Six of the most disturbing "experiments" conducted by Unit 731, some of history's worst war criminals to ever get away with it.
World War II was beyond horrible for hundreds of millions of people. It’s as if all the developed countries of the world had surplus rage and hate that they had been storing up, and it all came flooding out in the war years.
Out of all the areas in which World War II was fought, none were active as long as what would come to be known as the Pacific Theater. In fact, Japan arguably started the war by attacking Manchuria in 1931, and it inarguably waged war with China by invading in 1937.
The disturbances and upheavals that these invasions caused shook China to its very foundations, triggered a civil war and a famine that probably killed more people than currently live in Canada and Australia combined, and lasted until the country’s Soviet “liberation” in 1945.
And out of all the outrages that Imperial Japan unleashed upon the Chinese people during this brutal occupation — and there were indeed some stunning crimes committed, even by World War II standards — probably none was as gratuitously hateful as the operations of Unit 731, the Japanese biological warfare unit that somehow plumbed new depths in what was already a nearly genocidal war.
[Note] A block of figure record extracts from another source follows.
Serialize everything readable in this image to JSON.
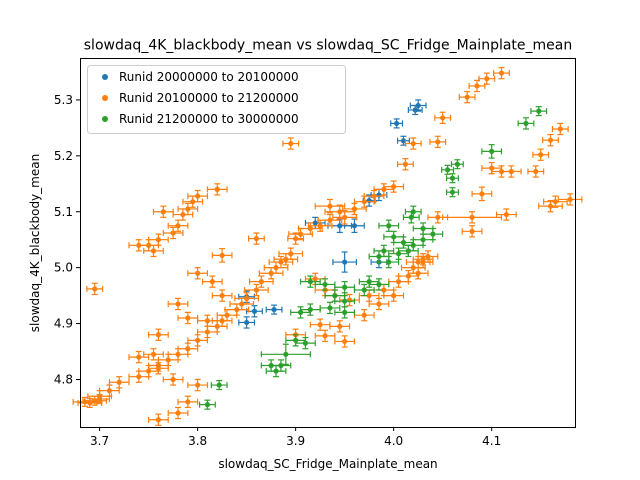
{
  "chart_data": {
    "type": "scatter",
    "title": "slowdaq_4K_blackbody_mean vs slowdaq_SC_Fridge_Mainplate_mean",
    "xlabel": "slowdaq_SC_Fridge_Mainplate_mean",
    "ylabel": "slowdaq_4K_blackbody_mean",
    "xlim": [
      3.68,
      4.185
    ],
    "ylim": [
      4.715,
      5.375
    ],
    "xticks": [
      "3.7",
      "3.8",
      "3.9",
      "4.0",
      "4.1"
    ],
    "yticks": [
      "4.8",
      "4.9",
      "5.0",
      "5.1",
      "5.2",
      "5.3"
    ],
    "grid": false,
    "legend_position": "upper-left",
    "series": [
      {
        "name": "Runid 20000000 to 20100000",
        "color": "#1f77b4",
        "points": [
          [
            4.025,
            5.29,
            0.008,
            0.01
          ],
          [
            4.022,
            5.282,
            0.007,
            0.008
          ],
          [
            4.003,
            5.258,
            0.006,
            0.008
          ],
          [
            4.01,
            5.227,
            0.006,
            0.008
          ],
          [
            3.985,
            5.13,
            0.008,
            0.01
          ],
          [
            3.975,
            5.12,
            0.006,
            0.01
          ],
          [
            3.92,
            5.08,
            0.01,
            0.01
          ],
          [
            3.96,
            5.075,
            0.01,
            0.012
          ],
          [
            3.945,
            5.075,
            0.012,
            0.012
          ],
          [
            3.95,
            5.01,
            0.012,
            0.018
          ],
          [
            3.985,
            5.01,
            0.008,
            0.01
          ],
          [
            3.85,
            4.948,
            0.008,
            0.01
          ],
          [
            3.858,
            4.922,
            0.008,
            0.01
          ],
          [
            3.85,
            4.902,
            0.008,
            0.01
          ],
          [
            3.878,
            4.925,
            0.008,
            0.008
          ]
        ]
      },
      {
        "name": "Runid 20100000 to 21200000",
        "color": "#ff7f0e",
        "points": [
          [
            4.11,
            5.348,
            0.008,
            0.01
          ],
          [
            4.095,
            5.338,
            0.008,
            0.01
          ],
          [
            4.085,
            5.325,
            0.008,
            0.01
          ],
          [
            4.075,
            5.305,
            0.008,
            0.01
          ],
          [
            4.05,
            5.268,
            0.008,
            0.01
          ],
          [
            3.895,
            5.222,
            0.008,
            0.01
          ],
          [
            4.045,
            5.225,
            0.008,
            0.01
          ],
          [
            4.02,
            5.222,
            0.008,
            0.01
          ],
          [
            4.17,
            5.248,
            0.008,
            0.01
          ],
          [
            4.16,
            5.228,
            0.008,
            0.01
          ],
          [
            4.15,
            5.202,
            0.008,
            0.01
          ],
          [
            4.1,
            5.178,
            0.01,
            0.01
          ],
          [
            4.11,
            5.172,
            0.01,
            0.01
          ],
          [
            4.12,
            5.172,
            0.01,
            0.01
          ],
          [
            4.145,
            5.172,
            0.008,
            0.01
          ],
          [
            4.012,
            5.185,
            0.008,
            0.01
          ],
          [
            4.09,
            5.132,
            0.01,
            0.012
          ],
          [
            3.82,
            5.14,
            0.01,
            0.01
          ],
          [
            3.8,
            5.128,
            0.01,
            0.01
          ],
          [
            3.795,
            5.118,
            0.01,
            0.01
          ],
          [
            3.79,
            5.105,
            0.01,
            0.01
          ],
          [
            3.785,
            5.095,
            0.01,
            0.01
          ],
          [
            3.765,
            5.1,
            0.01,
            0.01
          ],
          [
            3.78,
            5.075,
            0.01,
            0.01
          ],
          [
            3.775,
            5.062,
            0.01,
            0.01
          ],
          [
            3.76,
            5.05,
            0.01,
            0.01
          ],
          [
            3.75,
            5.04,
            0.01,
            0.01
          ],
          [
            3.74,
            5.04,
            0.01,
            0.01
          ],
          [
            3.755,
            5.03,
            0.01,
            0.01
          ],
          [
            3.86,
            5.052,
            0.008,
            0.01
          ],
          [
            3.9,
            5.052,
            0.008,
            0.01
          ],
          [
            3.825,
            5.022,
            0.01,
            0.012
          ],
          [
            3.695,
            4.962,
            0.008,
            0.01
          ],
          [
            3.935,
            5.11,
            0.015,
            0.012
          ],
          [
            3.945,
            5.1,
            0.015,
            0.012
          ],
          [
            3.95,
            5.09,
            0.012,
            0.012
          ],
          [
            3.935,
            5.085,
            0.012,
            0.01
          ],
          [
            3.925,
            5.075,
            0.012,
            0.01
          ],
          [
            3.915,
            5.07,
            0.012,
            0.01
          ],
          [
            3.905,
            5.06,
            0.012,
            0.01
          ],
          [
            3.96,
            5.105,
            0.012,
            0.01
          ],
          [
            3.97,
            5.118,
            0.01,
            0.01
          ],
          [
            3.98,
            5.128,
            0.01,
            0.01
          ],
          [
            3.99,
            5.14,
            0.01,
            0.01
          ],
          [
            4.0,
            5.145,
            0.01,
            0.01
          ],
          [
            3.895,
            5.025,
            0.012,
            0.01
          ],
          [
            3.89,
            5.015,
            0.012,
            0.01
          ],
          [
            3.885,
            5.01,
            0.012,
            0.01
          ],
          [
            3.88,
            5.0,
            0.012,
            0.01
          ],
          [
            3.875,
            4.99,
            0.012,
            0.01
          ],
          [
            3.865,
            4.975,
            0.012,
            0.01
          ],
          [
            3.86,
            4.96,
            0.012,
            0.01
          ],
          [
            3.85,
            4.945,
            0.012,
            0.01
          ],
          [
            3.845,
            4.935,
            0.012,
            0.01
          ],
          [
            3.84,
            4.925,
            0.012,
            0.01
          ],
          [
            3.83,
            4.915,
            0.01,
            0.01
          ],
          [
            3.825,
            4.905,
            0.01,
            0.01
          ],
          [
            3.82,
            4.895,
            0.01,
            0.01
          ],
          [
            3.81,
            4.885,
            0.01,
            0.01
          ],
          [
            3.8,
            4.87,
            0.01,
            0.01
          ],
          [
            3.79,
            4.855,
            0.01,
            0.01
          ],
          [
            3.78,
            4.845,
            0.01,
            0.01
          ],
          [
            3.77,
            4.835,
            0.01,
            0.01
          ],
          [
            3.76,
            4.825,
            0.01,
            0.01
          ],
          [
            3.75,
            4.815,
            0.01,
            0.01
          ],
          [
            3.74,
            4.805,
            0.01,
            0.01
          ],
          [
            3.72,
            4.795,
            0.01,
            0.01
          ],
          [
            3.71,
            4.78,
            0.01,
            0.01
          ],
          [
            3.7,
            4.77,
            0.012,
            0.01
          ],
          [
            3.695,
            4.762,
            0.012,
            0.008
          ],
          [
            3.69,
            4.758,
            0.012,
            0.008
          ],
          [
            3.685,
            4.76,
            0.012,
            0.008
          ],
          [
            3.7,
            4.765,
            0.01,
            0.008
          ],
          [
            3.74,
            4.84,
            0.01,
            0.01
          ],
          [
            3.76,
            4.82,
            0.01,
            0.01
          ],
          [
            3.775,
            4.8,
            0.01,
            0.01
          ],
          [
            3.8,
            4.79,
            0.01,
            0.01
          ],
          [
            3.79,
            4.76,
            0.01,
            0.01
          ],
          [
            3.78,
            4.74,
            0.01,
            0.01
          ],
          [
            3.76,
            4.728,
            0.01,
            0.01
          ],
          [
            3.755,
            4.845,
            0.01,
            0.01
          ],
          [
            3.76,
            4.88,
            0.01,
            0.01
          ],
          [
            3.78,
            4.935,
            0.01,
            0.01
          ],
          [
            3.79,
            4.91,
            0.01,
            0.01
          ],
          [
            3.8,
            4.99,
            0.01,
            0.01
          ],
          [
            3.815,
            4.975,
            0.01,
            0.01
          ],
          [
            3.825,
            4.95,
            0.01,
            0.01
          ],
          [
            3.81,
            4.905,
            0.01,
            0.01
          ],
          [
            3.92,
            4.98,
            0.01,
            0.01
          ],
          [
            3.93,
            4.96,
            0.01,
            0.01
          ],
          [
            3.94,
            4.95,
            0.01,
            0.01
          ],
          [
            3.955,
            4.942,
            0.01,
            0.01
          ],
          [
            3.975,
            4.95,
            0.01,
            0.01
          ],
          [
            3.99,
            4.96,
            0.01,
            0.01
          ],
          [
            4.005,
            4.975,
            0.01,
            0.01
          ],
          [
            4.015,
            4.985,
            0.01,
            0.01
          ],
          [
            4.025,
            5.01,
            0.012,
            0.01
          ],
          [
            4.02,
            5.0,
            0.012,
            0.01
          ],
          [
            4.03,
            5.015,
            0.01,
            0.01
          ],
          [
            3.925,
            4.898,
            0.01,
            0.01
          ],
          [
            3.945,
            4.895,
            0.01,
            0.01
          ],
          [
            3.97,
            4.915,
            0.01,
            0.01
          ],
          [
            3.985,
            4.935,
            0.01,
            0.01
          ],
          [
            4.0,
            4.95,
            0.01,
            0.01
          ],
          [
            4.025,
            4.99,
            0.01,
            0.01
          ],
          [
            3.9,
            4.88,
            0.01,
            0.01
          ],
          [
            3.93,
            4.878,
            0.01,
            0.01
          ],
          [
            3.95,
            4.868,
            0.01,
            0.01
          ],
          [
            4.045,
            5.09,
            0.01,
            0.01
          ],
          [
            4.08,
            5.09,
            0.03,
            0.01
          ],
          [
            4.08,
            5.065,
            0.01,
            0.01
          ],
          [
            4.115,
            5.095,
            0.01,
            0.01
          ],
          [
            4.16,
            5.11,
            0.012,
            0.01
          ],
          [
            4.165,
            5.118,
            0.012,
            0.01
          ],
          [
            4.18,
            5.122,
            0.012,
            0.01
          ],
          [
            4.03,
            5.01,
            0.01,
            0.01
          ],
          [
            4.035,
            5.02,
            0.01,
            0.01
          ]
        ]
      },
      {
        "name": "Runid 21200000 to 30000000",
        "color": "#2ca02c",
        "points": [
          [
            4.148,
            5.28,
            0.008,
            0.008
          ],
          [
            4.135,
            5.258,
            0.008,
            0.01
          ],
          [
            4.1,
            5.208,
            0.01,
            0.012
          ],
          [
            4.065,
            5.185,
            0.006,
            0.008
          ],
          [
            4.055,
            5.175,
            0.006,
            0.008
          ],
          [
            4.06,
            5.16,
            0.006,
            0.008
          ],
          [
            4.06,
            5.135,
            0.006,
            0.008
          ],
          [
            4.02,
            5.1,
            0.008,
            0.01
          ],
          [
            4.018,
            5.09,
            0.008,
            0.01
          ],
          [
            3.995,
            5.075,
            0.01,
            0.01
          ],
          [
            4.03,
            5.07,
            0.01,
            0.01
          ],
          [
            4.04,
            5.06,
            0.01,
            0.01
          ],
          [
            4.0,
            5.055,
            0.01,
            0.01
          ],
          [
            4.01,
            5.045,
            0.01,
            0.01
          ],
          [
            4.02,
            5.04,
            0.01,
            0.01
          ],
          [
            4.03,
            5.05,
            0.01,
            0.01
          ],
          [
            3.99,
            5.03,
            0.01,
            0.01
          ],
          [
            3.985,
            5.02,
            0.01,
            0.01
          ],
          [
            3.995,
            5.01,
            0.01,
            0.01
          ],
          [
            4.005,
            5.025,
            0.01,
            0.01
          ],
          [
            4.015,
            5.03,
            0.01,
            0.01
          ],
          [
            3.915,
            4.975,
            0.01,
            0.01
          ],
          [
            3.93,
            4.97,
            0.01,
            0.01
          ],
          [
            3.95,
            4.965,
            0.01,
            0.01
          ],
          [
            3.97,
            4.96,
            0.01,
            0.01
          ],
          [
            3.985,
            4.97,
            0.01,
            0.01
          ],
          [
            3.975,
            4.975,
            0.01,
            0.01
          ],
          [
            3.94,
            4.95,
            0.01,
            0.01
          ],
          [
            3.95,
            4.94,
            0.01,
            0.01
          ],
          [
            3.935,
            4.928,
            0.01,
            0.01
          ],
          [
            3.95,
            4.92,
            0.01,
            0.01
          ],
          [
            3.905,
            4.92,
            0.01,
            0.01
          ],
          [
            3.915,
            4.925,
            0.01,
            0.01
          ],
          [
            3.9,
            4.87,
            0.01,
            0.01
          ],
          [
            3.91,
            4.865,
            0.01,
            0.01
          ],
          [
            3.89,
            4.845,
            0.025,
            0.018
          ],
          [
            3.885,
            4.825,
            0.01,
            0.01
          ],
          [
            3.88,
            4.815,
            0.01,
            0.01
          ],
          [
            3.875,
            4.825,
            0.01,
            0.01
          ],
          [
            3.822,
            4.79,
            0.008,
            0.008
          ],
          [
            3.81,
            4.755,
            0.008,
            0.008
          ]
        ]
      }
    ]
  }
}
Despite innocent beginnings as a research and public health agency, Unit 731 eventually grew into an assembly line for weaponized diseases that, if fully deployed, could have killed everyone on Earth several times over. All this “progress” was, of course, built on the limitless suffering of human prisoners, who were held as test subjects and walking disease incubators until Unit 731 disbanded at the end of the war.
In a long list of atrocities, these six programs, in particular, stand out in the bloody history of Unit 731:
Unit 731 Experiments: Frostbite Testing
Yoshimura Hisato, a physiologist assigned to Unit 731, took a special interest in hypothermia. As part of Maruta’s study in limb injuries, Hisato routinely submerged prisoners’ limbs in a tub of water filled with ice and had them held until the arm or leg had frozen solid and a coat of ice had formed over the skin. According to one eyewitness account, the limbs made a sound like a plank of wood when struck with a cane.
Hisato then tried different methods for rapid rewarming of the frozen appendage. Sometimes he did this by dousing the limb with hot water, sometimes by holding it close to an open fire, and other times by leaving the subject untreated overnight to see how long it took for the person’s own blood to thaw it out.